With diesel fuel more than $4 per gallon, he said his career choice is more about lifestyle than raking in bucks. Having been in the business for half of his life, he has very realistic expectations.
"Fishing is just what I do. Period," he said. "We go after kingfish, wahoo, tuna, billfish, ling, dorado, tarpon - everything except snapper and amberjack."
Most of the fishing Woolverton does aboard his boat is trolling, with half-day trips out to 15 miles off the beach in pursuit of kingfish and Spanish mackerel, as well as bonito and ling. For full-day charters, he ranges out to 50 miles in pursuit of billfish, wahoo, big dorado and tuna.
Another of Woolverton's specialties is trophy tarpon.
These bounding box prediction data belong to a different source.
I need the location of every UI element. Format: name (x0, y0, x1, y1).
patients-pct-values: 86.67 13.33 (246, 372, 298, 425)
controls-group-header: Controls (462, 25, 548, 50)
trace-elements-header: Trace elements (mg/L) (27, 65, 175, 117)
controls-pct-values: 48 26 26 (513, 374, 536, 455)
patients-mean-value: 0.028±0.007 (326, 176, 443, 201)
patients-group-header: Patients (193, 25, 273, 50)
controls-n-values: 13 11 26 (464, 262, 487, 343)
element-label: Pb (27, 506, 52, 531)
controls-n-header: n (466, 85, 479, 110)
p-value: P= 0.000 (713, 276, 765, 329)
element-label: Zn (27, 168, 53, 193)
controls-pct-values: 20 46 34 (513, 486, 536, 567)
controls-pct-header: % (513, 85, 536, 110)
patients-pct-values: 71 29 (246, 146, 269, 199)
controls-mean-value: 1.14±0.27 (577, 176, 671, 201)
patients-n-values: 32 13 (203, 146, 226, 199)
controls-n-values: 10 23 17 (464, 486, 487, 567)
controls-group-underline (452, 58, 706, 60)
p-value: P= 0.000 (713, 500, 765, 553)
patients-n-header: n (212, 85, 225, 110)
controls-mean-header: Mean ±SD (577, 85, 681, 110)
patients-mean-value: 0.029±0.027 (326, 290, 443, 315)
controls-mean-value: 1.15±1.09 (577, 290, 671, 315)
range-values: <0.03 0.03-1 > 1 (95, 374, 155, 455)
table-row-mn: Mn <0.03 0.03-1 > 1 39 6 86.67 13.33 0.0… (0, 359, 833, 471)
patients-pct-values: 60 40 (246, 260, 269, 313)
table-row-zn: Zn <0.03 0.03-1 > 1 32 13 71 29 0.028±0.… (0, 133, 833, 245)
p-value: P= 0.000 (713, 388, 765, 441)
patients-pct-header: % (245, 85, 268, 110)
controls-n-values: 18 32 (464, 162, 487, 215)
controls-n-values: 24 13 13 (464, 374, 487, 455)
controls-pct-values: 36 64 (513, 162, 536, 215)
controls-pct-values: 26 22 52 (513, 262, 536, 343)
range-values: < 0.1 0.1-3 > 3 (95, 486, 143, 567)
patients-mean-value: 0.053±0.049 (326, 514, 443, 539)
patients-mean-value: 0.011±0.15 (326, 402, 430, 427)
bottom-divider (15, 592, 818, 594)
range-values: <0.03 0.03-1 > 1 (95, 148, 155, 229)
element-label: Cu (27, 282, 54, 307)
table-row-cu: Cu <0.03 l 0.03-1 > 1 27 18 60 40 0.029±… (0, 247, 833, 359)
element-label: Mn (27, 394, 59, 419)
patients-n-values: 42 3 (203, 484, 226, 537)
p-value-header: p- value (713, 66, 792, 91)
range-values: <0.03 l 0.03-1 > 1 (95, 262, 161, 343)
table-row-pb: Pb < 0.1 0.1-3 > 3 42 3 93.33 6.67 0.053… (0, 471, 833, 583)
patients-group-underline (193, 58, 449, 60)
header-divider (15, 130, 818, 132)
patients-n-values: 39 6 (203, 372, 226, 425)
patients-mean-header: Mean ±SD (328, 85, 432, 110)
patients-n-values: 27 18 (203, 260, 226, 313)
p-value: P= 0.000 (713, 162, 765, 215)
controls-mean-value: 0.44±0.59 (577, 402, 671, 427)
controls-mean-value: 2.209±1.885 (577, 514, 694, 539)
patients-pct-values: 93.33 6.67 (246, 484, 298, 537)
He caught his first tarpon at age 13, from a 13-foot Shallow Sport scooter he ran on his own, and which he purchased on money he earned catching and selling bait to charter captains.
"When the fish are thick, they're thick and hooking 'em is the easy part," Woolverton said. "Once you get them up to the boat to gaff, though, that's when most fish are lost. Fish will run under the boat, they'll cut off the leader on the prop or they just pull really hard, and it's a real test of a person's tackle.
"That's the thing about charter captains. They've mastered not only the hooking but boating the fish."
Also, clients never have to fillet the fish they've caught.